Merrill’s Chief Executive Stan O’Neal said in February there was no regulatory pressure to separate asset management from the company’s broker network, but Merrill conceded it had been tough to sell its funds through third parties due to perceived conflicts. Nevertheless, regulators have slapped fines and sanctions against a number of firms, including a $50 million demerit to Morgan Stanley for holding sales contests that rewarded brokers for recommending house funds over nonproprietary funds without proper disclosure.

By unbundling its asset-management business, Merrill is endorsing an open architecture platform, where third-party asset managers are welcomed in its army of more than 15,000 financial advisors. The new company’s mutual funds will be sold under the BlackRock name in the U.S, while the Merrill name will remain in use overseas.

The company’s head honcho also pledged to remain dedicated to offering advisors a well-diversified array of quality funds. “We remain steadfast in our focus on delivering strong investment performance and superior service to each of our clients as we continue to build a truly exceptional franchise,” Fink said. Fink also told Registered Rep. in an interview he expects to launch a massive advertising campaign that will include spending 10 times the amount BlackRock has spent in years past.

(For more on why Fink pulled the trigger on this deal, please read A Colossus Is Born.)

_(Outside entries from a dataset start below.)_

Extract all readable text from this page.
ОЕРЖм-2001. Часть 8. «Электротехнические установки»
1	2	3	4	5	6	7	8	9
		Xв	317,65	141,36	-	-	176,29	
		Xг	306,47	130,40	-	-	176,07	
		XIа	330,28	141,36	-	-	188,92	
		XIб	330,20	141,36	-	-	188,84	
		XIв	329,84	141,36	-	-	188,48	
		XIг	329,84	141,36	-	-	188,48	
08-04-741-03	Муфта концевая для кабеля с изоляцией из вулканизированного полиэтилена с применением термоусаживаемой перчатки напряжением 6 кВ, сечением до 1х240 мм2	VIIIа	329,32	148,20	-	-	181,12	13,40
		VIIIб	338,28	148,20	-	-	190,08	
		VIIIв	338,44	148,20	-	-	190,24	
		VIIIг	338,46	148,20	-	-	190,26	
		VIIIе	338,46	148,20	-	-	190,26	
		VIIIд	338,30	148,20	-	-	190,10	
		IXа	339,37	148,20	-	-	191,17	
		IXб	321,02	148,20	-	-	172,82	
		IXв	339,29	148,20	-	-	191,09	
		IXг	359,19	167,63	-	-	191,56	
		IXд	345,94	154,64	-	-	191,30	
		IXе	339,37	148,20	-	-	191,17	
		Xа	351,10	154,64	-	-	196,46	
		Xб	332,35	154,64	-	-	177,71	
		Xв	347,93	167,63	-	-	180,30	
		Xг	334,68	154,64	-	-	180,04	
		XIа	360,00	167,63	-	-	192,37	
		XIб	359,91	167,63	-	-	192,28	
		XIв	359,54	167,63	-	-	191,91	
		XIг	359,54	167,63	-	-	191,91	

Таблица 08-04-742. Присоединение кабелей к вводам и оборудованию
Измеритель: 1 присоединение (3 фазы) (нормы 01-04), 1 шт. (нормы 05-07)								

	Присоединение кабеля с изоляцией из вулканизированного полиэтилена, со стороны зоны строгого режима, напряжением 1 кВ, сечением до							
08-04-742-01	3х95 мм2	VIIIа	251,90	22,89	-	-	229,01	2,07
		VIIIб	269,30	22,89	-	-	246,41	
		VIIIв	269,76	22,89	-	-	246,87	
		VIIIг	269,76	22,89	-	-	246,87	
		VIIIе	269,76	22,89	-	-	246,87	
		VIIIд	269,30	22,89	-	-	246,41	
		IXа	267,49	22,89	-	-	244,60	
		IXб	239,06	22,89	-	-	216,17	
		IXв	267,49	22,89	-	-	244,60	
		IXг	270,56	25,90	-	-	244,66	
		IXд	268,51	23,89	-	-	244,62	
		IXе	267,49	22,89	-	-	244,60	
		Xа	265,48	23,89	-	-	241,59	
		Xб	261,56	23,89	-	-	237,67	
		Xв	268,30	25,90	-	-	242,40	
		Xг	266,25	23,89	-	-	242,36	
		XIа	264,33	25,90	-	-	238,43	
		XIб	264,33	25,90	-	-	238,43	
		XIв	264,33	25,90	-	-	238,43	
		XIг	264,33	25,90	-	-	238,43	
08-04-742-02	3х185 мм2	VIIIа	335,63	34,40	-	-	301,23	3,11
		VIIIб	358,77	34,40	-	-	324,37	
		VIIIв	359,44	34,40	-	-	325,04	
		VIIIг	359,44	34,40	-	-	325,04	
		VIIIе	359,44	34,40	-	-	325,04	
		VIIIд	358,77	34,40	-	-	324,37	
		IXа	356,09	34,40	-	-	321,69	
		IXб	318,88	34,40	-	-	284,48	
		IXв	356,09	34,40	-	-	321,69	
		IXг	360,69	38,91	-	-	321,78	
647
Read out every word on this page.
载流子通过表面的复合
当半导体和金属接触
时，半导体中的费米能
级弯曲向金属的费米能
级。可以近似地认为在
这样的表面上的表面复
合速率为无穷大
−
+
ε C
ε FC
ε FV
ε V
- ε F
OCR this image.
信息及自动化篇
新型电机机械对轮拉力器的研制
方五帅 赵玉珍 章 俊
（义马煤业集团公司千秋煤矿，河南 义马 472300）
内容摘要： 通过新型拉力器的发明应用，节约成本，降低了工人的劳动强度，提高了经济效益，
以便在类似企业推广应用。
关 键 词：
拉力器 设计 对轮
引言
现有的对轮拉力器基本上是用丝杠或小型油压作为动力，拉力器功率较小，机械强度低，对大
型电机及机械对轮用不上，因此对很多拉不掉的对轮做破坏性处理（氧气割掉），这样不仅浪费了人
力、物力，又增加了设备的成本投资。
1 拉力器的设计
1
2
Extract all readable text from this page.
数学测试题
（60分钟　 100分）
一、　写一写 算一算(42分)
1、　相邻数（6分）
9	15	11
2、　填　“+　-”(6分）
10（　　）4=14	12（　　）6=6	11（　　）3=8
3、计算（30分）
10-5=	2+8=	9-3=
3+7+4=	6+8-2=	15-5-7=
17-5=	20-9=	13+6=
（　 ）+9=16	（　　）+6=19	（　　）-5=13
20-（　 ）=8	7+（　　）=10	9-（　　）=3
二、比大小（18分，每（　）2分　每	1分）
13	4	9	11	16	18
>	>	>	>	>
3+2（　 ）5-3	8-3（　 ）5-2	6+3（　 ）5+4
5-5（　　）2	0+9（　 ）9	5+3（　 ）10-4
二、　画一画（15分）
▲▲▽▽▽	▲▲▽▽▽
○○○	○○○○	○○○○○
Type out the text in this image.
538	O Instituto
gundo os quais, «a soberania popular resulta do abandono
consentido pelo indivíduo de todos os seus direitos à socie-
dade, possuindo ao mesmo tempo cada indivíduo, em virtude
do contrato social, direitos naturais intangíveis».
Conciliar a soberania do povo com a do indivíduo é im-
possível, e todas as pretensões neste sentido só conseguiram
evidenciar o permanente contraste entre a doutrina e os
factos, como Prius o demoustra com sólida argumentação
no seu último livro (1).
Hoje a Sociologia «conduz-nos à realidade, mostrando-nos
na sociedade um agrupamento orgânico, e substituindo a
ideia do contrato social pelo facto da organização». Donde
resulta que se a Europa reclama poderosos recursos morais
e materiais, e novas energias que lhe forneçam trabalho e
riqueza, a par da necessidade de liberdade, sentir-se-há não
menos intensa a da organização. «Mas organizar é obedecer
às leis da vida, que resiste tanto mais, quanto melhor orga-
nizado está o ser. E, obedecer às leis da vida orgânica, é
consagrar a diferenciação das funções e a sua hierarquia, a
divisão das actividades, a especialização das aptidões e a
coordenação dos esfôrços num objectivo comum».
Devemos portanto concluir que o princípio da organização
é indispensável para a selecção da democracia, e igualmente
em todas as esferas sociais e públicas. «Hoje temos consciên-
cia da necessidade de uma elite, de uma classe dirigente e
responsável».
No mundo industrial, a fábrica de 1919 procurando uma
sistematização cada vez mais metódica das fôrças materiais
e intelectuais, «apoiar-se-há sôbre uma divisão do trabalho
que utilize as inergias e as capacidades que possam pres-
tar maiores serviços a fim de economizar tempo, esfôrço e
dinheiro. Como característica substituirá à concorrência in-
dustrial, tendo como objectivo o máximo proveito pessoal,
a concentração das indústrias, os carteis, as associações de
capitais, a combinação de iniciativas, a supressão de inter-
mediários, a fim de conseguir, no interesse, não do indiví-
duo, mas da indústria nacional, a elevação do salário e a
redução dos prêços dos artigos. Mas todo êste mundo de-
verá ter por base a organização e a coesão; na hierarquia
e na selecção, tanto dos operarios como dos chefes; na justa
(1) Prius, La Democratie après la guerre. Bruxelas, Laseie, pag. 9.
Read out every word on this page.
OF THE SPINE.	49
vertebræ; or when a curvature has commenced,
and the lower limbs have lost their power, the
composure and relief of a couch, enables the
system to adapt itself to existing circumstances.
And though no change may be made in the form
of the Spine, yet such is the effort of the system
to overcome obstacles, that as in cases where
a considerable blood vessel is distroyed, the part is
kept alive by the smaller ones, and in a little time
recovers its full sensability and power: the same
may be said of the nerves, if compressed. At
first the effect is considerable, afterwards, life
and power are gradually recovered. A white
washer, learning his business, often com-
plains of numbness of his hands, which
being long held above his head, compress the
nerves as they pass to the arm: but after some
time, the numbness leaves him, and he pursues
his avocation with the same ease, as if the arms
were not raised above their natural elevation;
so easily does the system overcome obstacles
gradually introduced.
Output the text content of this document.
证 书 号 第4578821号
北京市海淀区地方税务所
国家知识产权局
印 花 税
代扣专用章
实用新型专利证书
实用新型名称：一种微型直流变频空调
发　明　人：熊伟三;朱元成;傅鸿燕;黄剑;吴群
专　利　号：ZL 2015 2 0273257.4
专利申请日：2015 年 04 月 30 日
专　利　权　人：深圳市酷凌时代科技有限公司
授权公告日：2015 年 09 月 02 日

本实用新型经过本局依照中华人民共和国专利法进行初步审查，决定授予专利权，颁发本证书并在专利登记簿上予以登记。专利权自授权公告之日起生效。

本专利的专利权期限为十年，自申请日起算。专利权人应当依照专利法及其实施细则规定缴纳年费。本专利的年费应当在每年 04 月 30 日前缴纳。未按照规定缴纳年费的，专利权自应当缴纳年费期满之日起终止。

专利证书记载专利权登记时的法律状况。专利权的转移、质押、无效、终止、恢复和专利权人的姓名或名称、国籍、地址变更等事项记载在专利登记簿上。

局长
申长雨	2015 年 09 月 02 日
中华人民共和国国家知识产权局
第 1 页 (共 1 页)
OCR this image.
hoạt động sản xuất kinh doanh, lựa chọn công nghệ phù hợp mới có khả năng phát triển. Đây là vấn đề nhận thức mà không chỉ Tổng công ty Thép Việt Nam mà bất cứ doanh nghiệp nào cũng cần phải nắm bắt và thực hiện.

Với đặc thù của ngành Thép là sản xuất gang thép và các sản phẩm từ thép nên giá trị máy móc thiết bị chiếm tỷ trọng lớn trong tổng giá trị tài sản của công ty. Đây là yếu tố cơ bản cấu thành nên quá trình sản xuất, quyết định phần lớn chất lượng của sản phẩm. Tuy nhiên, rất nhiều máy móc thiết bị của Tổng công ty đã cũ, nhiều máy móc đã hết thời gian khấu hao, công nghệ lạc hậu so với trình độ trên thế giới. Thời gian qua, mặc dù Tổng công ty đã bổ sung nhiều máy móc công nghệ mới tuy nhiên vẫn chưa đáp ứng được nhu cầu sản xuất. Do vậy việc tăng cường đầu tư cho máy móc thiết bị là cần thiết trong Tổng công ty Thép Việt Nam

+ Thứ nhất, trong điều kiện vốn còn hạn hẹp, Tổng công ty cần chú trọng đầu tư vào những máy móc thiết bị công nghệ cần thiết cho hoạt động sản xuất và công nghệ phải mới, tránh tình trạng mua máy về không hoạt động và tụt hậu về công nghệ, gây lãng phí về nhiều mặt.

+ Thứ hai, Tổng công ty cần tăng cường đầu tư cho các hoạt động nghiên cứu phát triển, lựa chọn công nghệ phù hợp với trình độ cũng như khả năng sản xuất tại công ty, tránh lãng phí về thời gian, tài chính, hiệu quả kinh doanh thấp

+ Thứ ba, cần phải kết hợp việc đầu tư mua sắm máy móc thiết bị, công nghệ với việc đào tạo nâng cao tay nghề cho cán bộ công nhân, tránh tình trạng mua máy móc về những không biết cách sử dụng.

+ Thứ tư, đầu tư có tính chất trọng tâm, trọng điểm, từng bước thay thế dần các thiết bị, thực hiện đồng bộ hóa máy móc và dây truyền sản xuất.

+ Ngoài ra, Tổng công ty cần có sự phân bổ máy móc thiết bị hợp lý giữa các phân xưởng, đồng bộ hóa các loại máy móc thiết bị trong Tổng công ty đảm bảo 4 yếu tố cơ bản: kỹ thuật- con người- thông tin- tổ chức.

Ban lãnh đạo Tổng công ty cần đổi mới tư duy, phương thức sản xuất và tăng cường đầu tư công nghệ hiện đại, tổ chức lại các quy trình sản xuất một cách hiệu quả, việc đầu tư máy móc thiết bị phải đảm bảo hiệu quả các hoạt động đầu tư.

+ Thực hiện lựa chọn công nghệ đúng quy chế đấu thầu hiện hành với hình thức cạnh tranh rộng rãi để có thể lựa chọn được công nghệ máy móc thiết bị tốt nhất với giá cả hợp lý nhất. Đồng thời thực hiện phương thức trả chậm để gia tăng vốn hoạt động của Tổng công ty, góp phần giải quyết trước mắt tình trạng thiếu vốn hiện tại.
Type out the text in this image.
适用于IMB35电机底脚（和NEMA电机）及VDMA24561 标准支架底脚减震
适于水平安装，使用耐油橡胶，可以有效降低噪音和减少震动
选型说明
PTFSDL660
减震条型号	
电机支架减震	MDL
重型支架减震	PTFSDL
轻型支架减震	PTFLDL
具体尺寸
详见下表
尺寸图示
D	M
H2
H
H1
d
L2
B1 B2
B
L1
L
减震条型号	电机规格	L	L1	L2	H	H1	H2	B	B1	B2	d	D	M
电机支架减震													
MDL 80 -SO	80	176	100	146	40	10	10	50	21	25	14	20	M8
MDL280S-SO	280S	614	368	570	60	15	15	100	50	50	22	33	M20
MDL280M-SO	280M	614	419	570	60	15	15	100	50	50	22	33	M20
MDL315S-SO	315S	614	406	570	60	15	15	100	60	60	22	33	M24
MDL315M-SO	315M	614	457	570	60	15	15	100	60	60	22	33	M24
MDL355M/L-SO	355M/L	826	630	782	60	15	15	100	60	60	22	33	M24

The combined firm now has 4,500 employees spread across 18 countries with a major footprint in key global markets, including the U.S., Europe, Asia, Australia and the Middle East. Blackrock, headquartered in New York, also announced it has increased its board of directors to 17 with the appointment of three veteran investment professionals, including Deryck Maughan, managing director of Kohlberg Kravis Roberts and chairman of KKR Asia; Robert Doll, vice chairman of BlackRock and BlackRock’s chief investment officer of global equities; and Robert Kapito, vice chairman and head of portfolio management at BlackRock. A majority of the board is independent.